Menggali Peran Perempuan Papua: Suara dan Solidaritas untuk Pembangunan Berkelanjutan
Jurnalis menyoroti krusialnya Peran Perempuan Papua dalam pembangunan berkelanjutan, menyerukan peningkatan pemberitaan dan solidaritas untuk mengangkat harkat martabat mereka.
Jurnalis Angela Flassy dan Hendrina Dian Kandipi menyoroti pentingnya peran perempuan dalam pembangunan di Papua. Keduanya menekankan bahwa partisipasi aktif perempuan sangat krusial untuk memastikan keberlanjutan sektor ekonomi dan sosial di Bumi Cenderawasih. Pernyataan ini disampaikan dalam lokakarya jurnalisme berperspektif GEDSI yang diadakan di Kota Jayapura.
Acara tersebut merupakan bagian dari rangkaian kegiatan Hari Kebebasan Pers Sedunia atau World Press Freedom Day yang bertujuan meningkatkan kesadaran akan isu-isu penting. Para jurnalis dan pegiat sosial berkumpul untuk membahas bagaimana media dapat lebih efektif dalam menyuarakan isu-isu yang sering terpinggirkan. Lokakarya ini menjadi forum penting untuk mendorong perubahan positif dalam pemberitaan.
Selain itu, diskusi juga membahas minimnya pemberitaan berkualitas mengenai perempuan Papua, yang dianggap tidak menjadi prioritas media lokal. Hal ini mendorong seruan agar jurnalis lebih fokus mengangkat isu-isu perempuan dan disabilitas demi pembangunan yang lebih inklusif. Tujuannya adalah memastikan semua kelompok masyarakat mendapatkan perhatian yang layak.
Menguatkan Suara Perempuan Papua Melalui Pemberitaan Inklusif
Angela Flassy, seorang jurnalis sekaligus Editor Jubi.Id, menegaskan bahwa isu perempuan harus terus disuarakan secara konsisten. Ini dapat dilakukan melalui pemberitaan yang mendalam serta konten yang inspiratif dan edukatif bagi masyarakat luas. Dengan demikian, pembangunan di Papua dapat berjalan merata dan menyentuh semua lapisan.
Flassy menyoroti bahwa pemberitaan terkait perempuan Papua yang kuat dan berkualitas masih sangat kurang dan bahkan belum menjadi prioritas utama. Ia menilai isu perempuan di daerah ini seringkali tidak dianggap menarik oleh media. Situasi ini memerlukan perhatian serius dari rekan-rekan pers di Papua.
Oleh karena itu, ia menekankan bahwa rekan-rekan pers di Papua harus menjadikan perempuan sebagai prioritas dalam pemberitaan mereka. Hal ini bertujuan untuk terus memberikan informasi yang baik dan relevan mengenai kontribusi serta tantangan yang dihadapi perempuan. Pemberitaan yang berimbang akan membantu mengubah persepsi publik.
Solidaritas dan Keterlibatan Perempuan dalam Kebijakan Pembangunan
Senada dengan pandangan tersebut, Hendrina Dian Kandipi, jurnalis dan Kepala Perum LKBN ANTARA Biro Papua, mengajak sesama perempuan untuk saling menguatkan dan mendukung. Ia menekankan pentingnya membangun solidaritas daripada saling menjatuhkan antarperempuan. Solidaritas ini menjadi fondasi penting untuk kemajuan bersama.
Kandipi menjelaskan bahwa solidaritas antarperempuan dapat menciptakan ruang aman untuk berbagi pengalaman dan mengangkat harkat serta martabat perempuan di Papua.
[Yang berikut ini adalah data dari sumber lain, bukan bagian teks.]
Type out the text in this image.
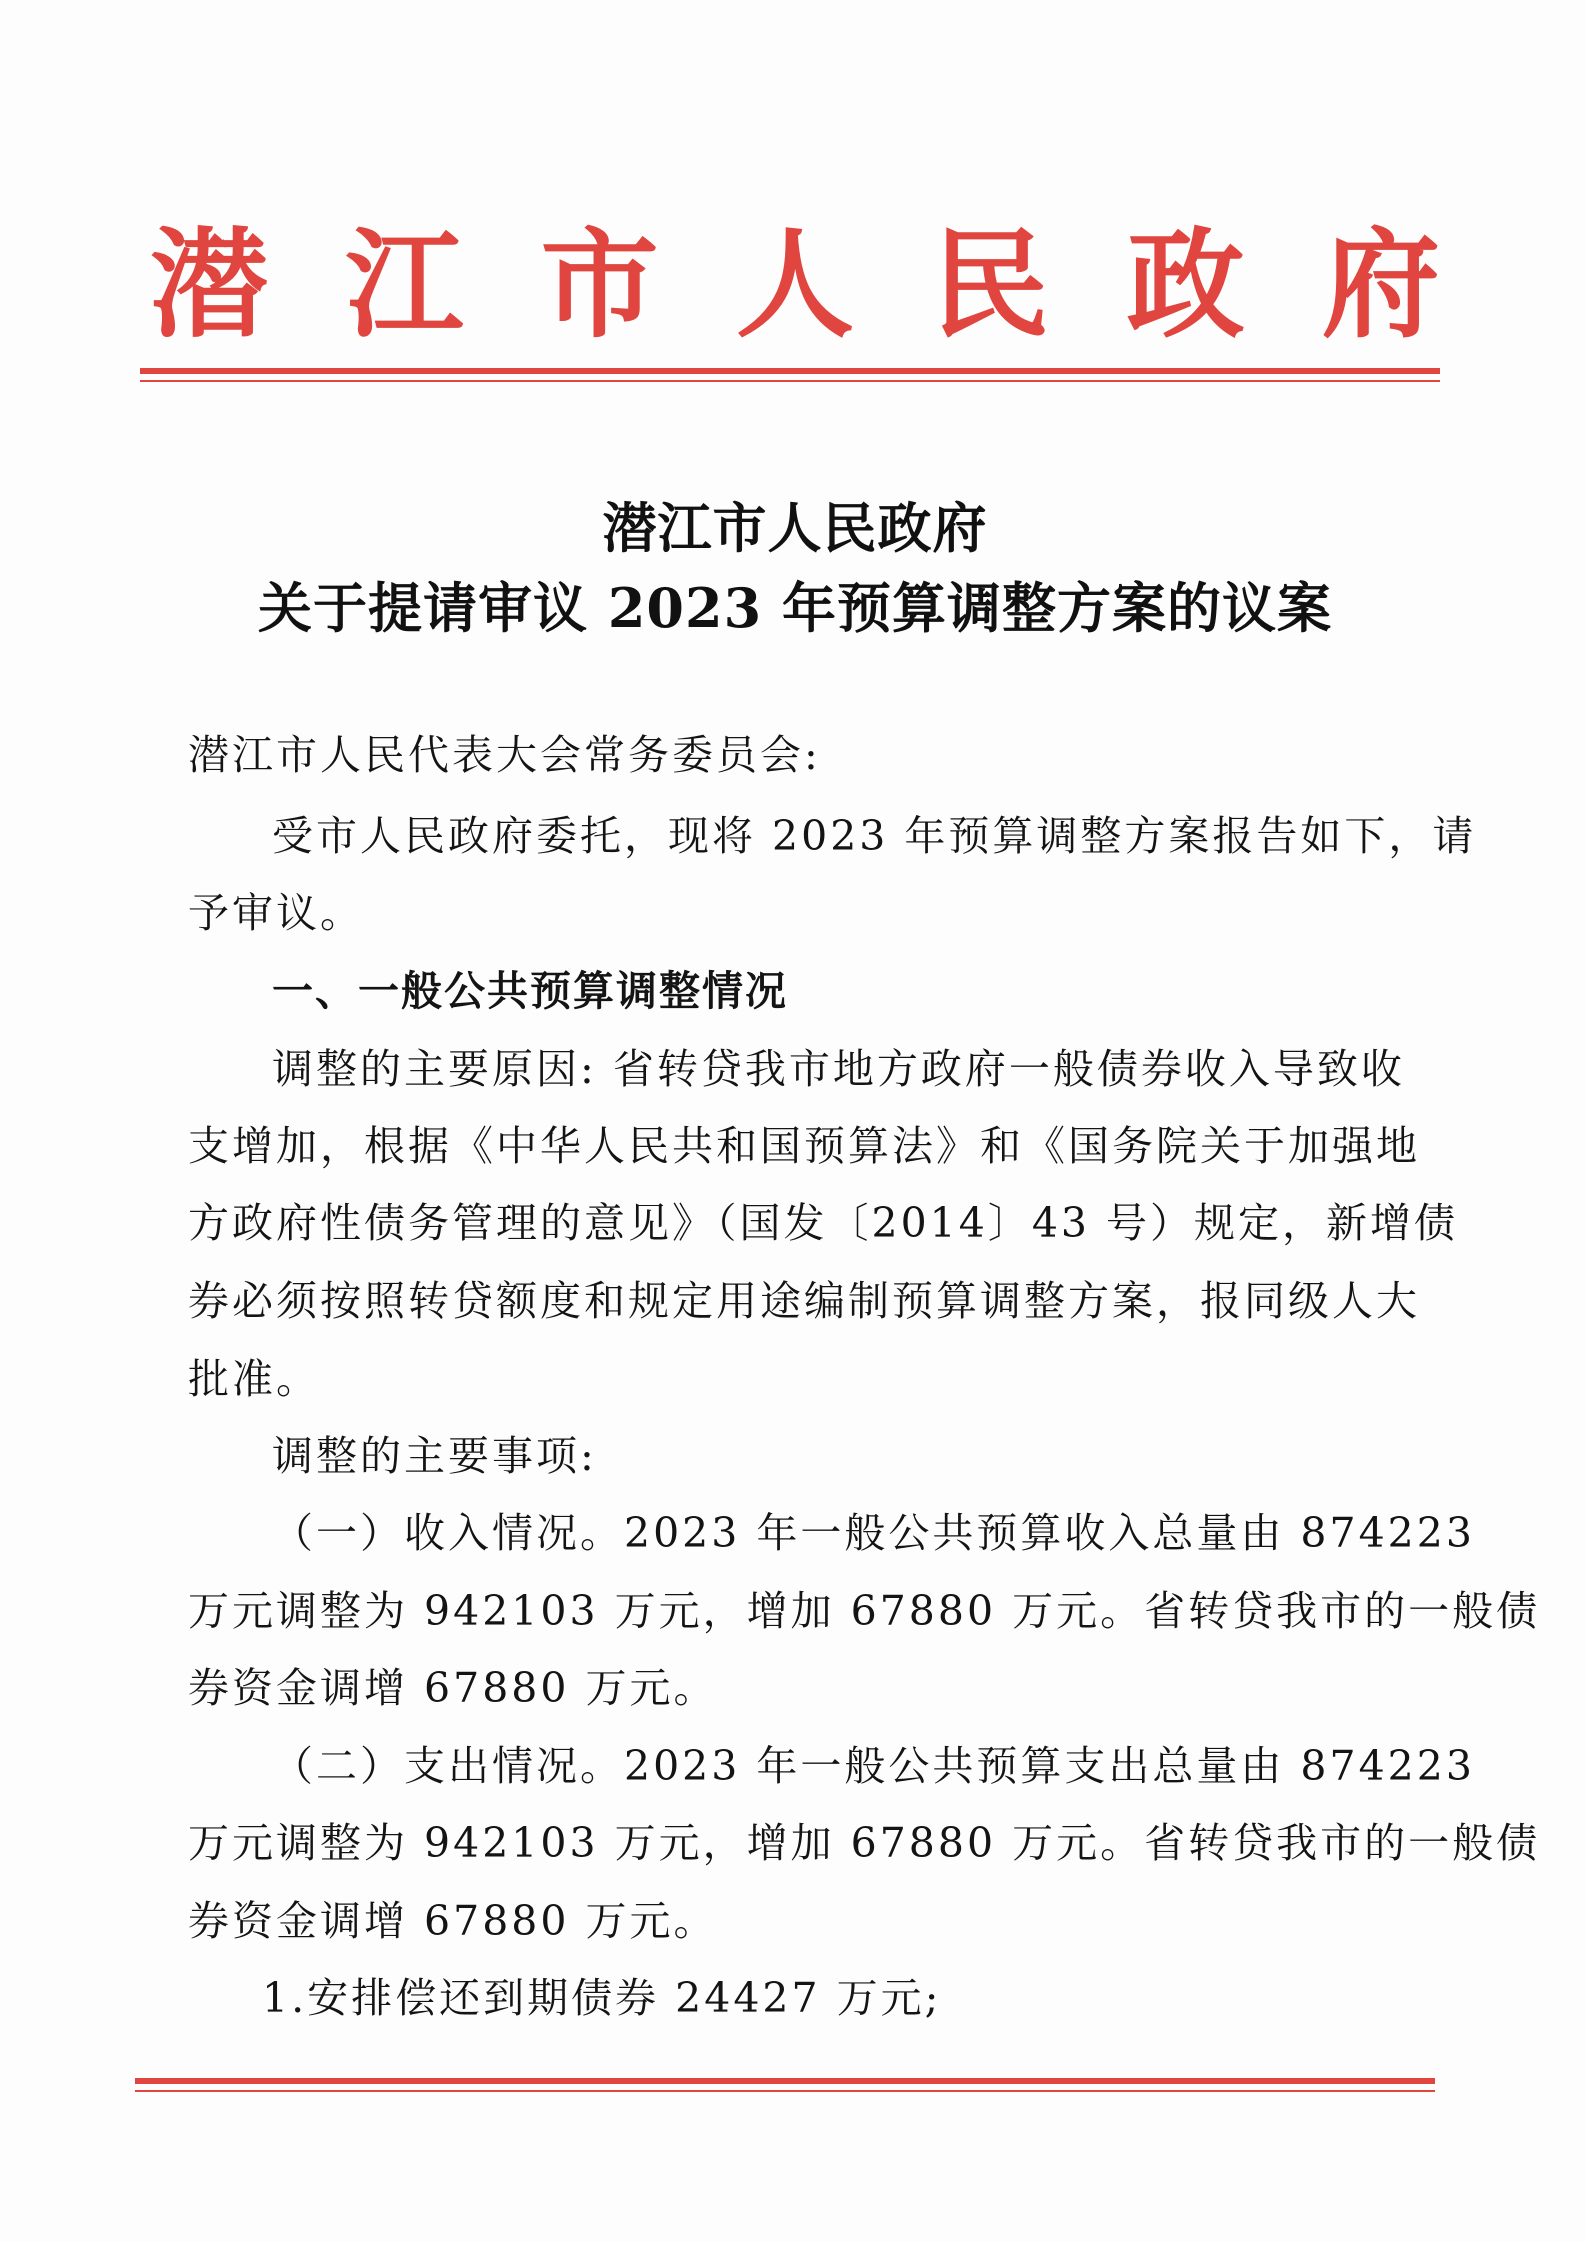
潜 江 市 人 民 政 府
潜江市人民政府
关于提请审议 2023 年预算调整方案的议案
潜江市人民代表大会常务委员会:
受市人民政府委托，现将 2023 年预算调整方案报告如下，请
予审议。
一、一般公共预算调整情况
调整的主要原因: 省转贷我市地方政府一般债券收入导致收
支增加，根据《中华人民共和国预算法》和《国务院关于加强地
方政府性债务管理的意见》（国发〔2014〕43 号）规定，新增债
券必须按照转贷额度和规定用途编制预算调整方案，报同级人大
批准。
调整的主要事项:
（一）收入情况。2023 年一般公共预算收入总量由 874223
万元调整为 942103 万元，增加 67880 万元。省转贷我市的一般债
券资金调增 67880 万元。
（二）支出情况。2023 年一般公共预算支出总量由 874223
万元调整为 942103 万元，增加 67880 万元。省转贷我市的一般债
券资金调增 67880 万元。
1.安排偿还到期债券 24427 万元;
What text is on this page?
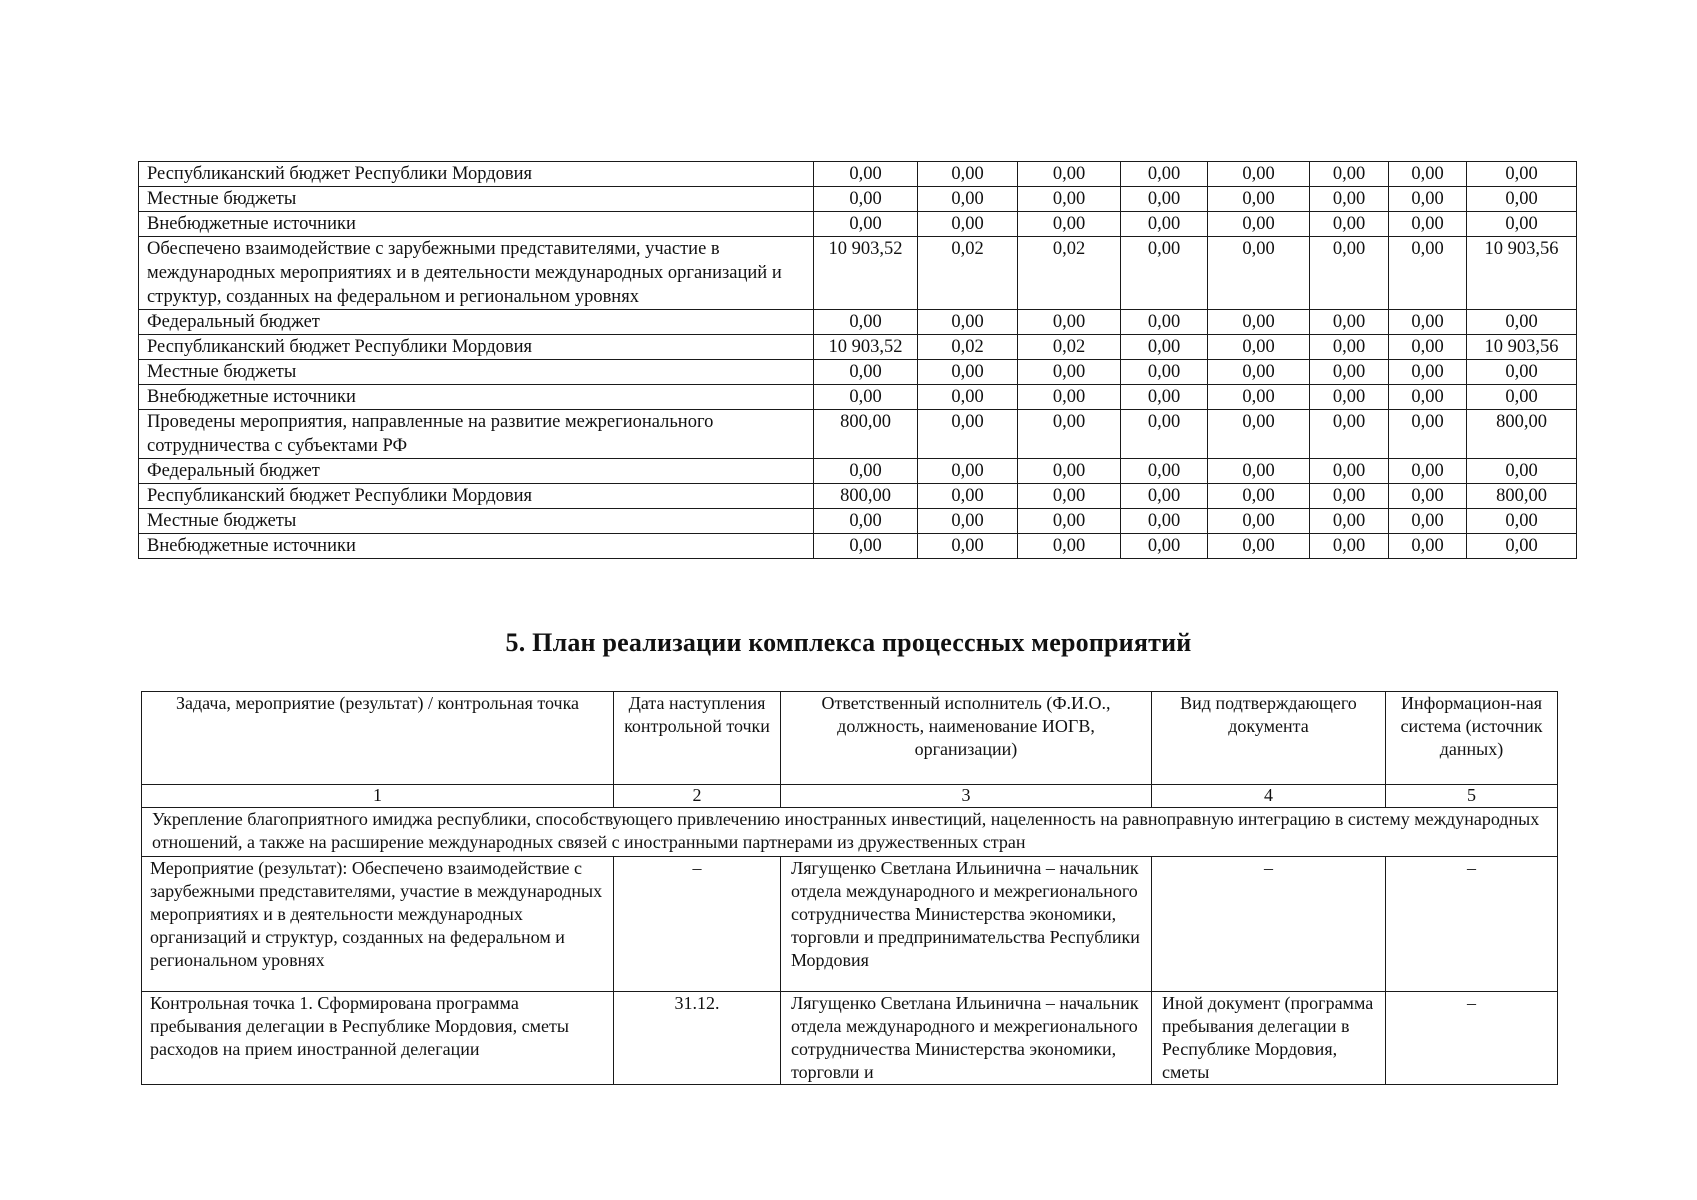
Республиканский бюджет Республики Мордовия	0,00	0,00	0,00	0,00	0,00	0,00	0,00	0,00
Местные бюджеты	0,00	0,00	0,00	0,00	0,00	0,00	0,00	0,00
Внебюджетные источники	0,00	0,00	0,00	0,00	0,00	0,00	0,00	0,00
Обеспечено взаимодействие с зарубежными представителями, участие в международных мероприятиях и в деятельности международных организаций и структур, созданных на федеральном и региональном уровнях	10 903,52	0,02	0,02	0,00	0,00	0,00	0,00	10 903,56
Федеральный бюджет	0,00	0,00	0,00	0,00	0,00	0,00	0,00	0,00
Республиканский бюджет Республики Мордовия	10 903,52	0,02	0,02	0,00	0,00	0,00	0,00	10 903,56
Местные бюджеты	0,00	0,00	0,00	0,00	0,00	0,00	0,00	0,00
Внебюджетные источники	0,00	0,00	0,00	0,00	0,00	0,00	0,00	0,00
Проведены мероприятия, направленные на развитие межрегионального сотрудничества с субъектами РФ	800,00	0,00	0,00	0,00	0,00	0,00	0,00	800,00
Федеральный бюджет	0,00	0,00	0,00	0,00	0,00	0,00	0,00	0,00
Республиканский бюджет Республики Мордовия	800,00	0,00	0,00	0,00	0,00	0,00	0,00	800,00
Местные бюджеты	0,00	0,00	0,00	0,00	0,00	0,00	0,00	0,00
Внебюджетные источники	0,00	0,00	0,00	0,00	0,00	0,00	0,00	0,00
5. План реализации комплекса процессных мероприятий
Задача, мероприятие (результат) / контрольная точка	Дата наступления контрольной точки	Ответственный исполнитель (Ф.И.О., должность, наименование ИОГВ, организации)	Вид подтверждающего документа	Информацион-ная система (источник данных)
1	2	3	4	5
Укрепление благоприятного имиджа республики, способствующего привлечению иностранных инвестиций, нацеленность на равноправную интеграцию в систему международных отношений, а также на расширение международных связей с иностранными партнерами из дружественных стран				
Мероприятие (результат): Обеспечено взаимодействие с зарубежными представителями, участие в международных мероприятиях и в деятельности международных организаций и структур, созданных на федеральном и региональном уровнях	–	Лягущенко Светлана Ильинична – начальник отдела международного и межрегионального сотрудничества Министерства экономики, торговли и предпринимательства Республики Мордовия	–	–
Контрольная точка 1. Сформирована программа пребывания делегации в Республике Мордовия, сметы расходов на прием иностранной делегации	31.12.	Лягущенко Светлана Ильинична – начальник отдела международного и межрегионального сотрудничества Министерства экономики, торговли и	Иной документ (программа пребывания делегации в Республике Мордовия, сметы	–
Ia berharap perempuan di Papua terus menunjukkan kemampuan mereka untuk berkembang secara setara dalam berbagai bidang. Ini akan membuka lebih banyak peluang bagi mereka.
Roby Nyon, Ketua Perkumpulan Penyandang Disabilitas Fisik Indonesia Papua, turut menyoroti bahwa permasalahan sosial seperti kehidupan masyarakat disabilitas dan ketidakadilan gender masih minim pemberitaannya. Ia berharap melalui lokakarya ini, jurnalis di Papua dapat lebih banyak mengangkat isu-isu sosial tersebut. Keterlibatan media sangat krusial dalam menyuarakan kelompok rentan.
Nyon juga berharap agar kaum perempuan dan disabilitas dapat terlibat aktif dalam perumusan kebijakan pemerintah. Keterlibatan ini penting agar pembangunan berkelanjutan di masa depan dapat dirasakan oleh kelompok rentan secara adil dan merata. Ini akan memastikan kebijakan yang dibuat responsif terhadap kebutuhan semua warga.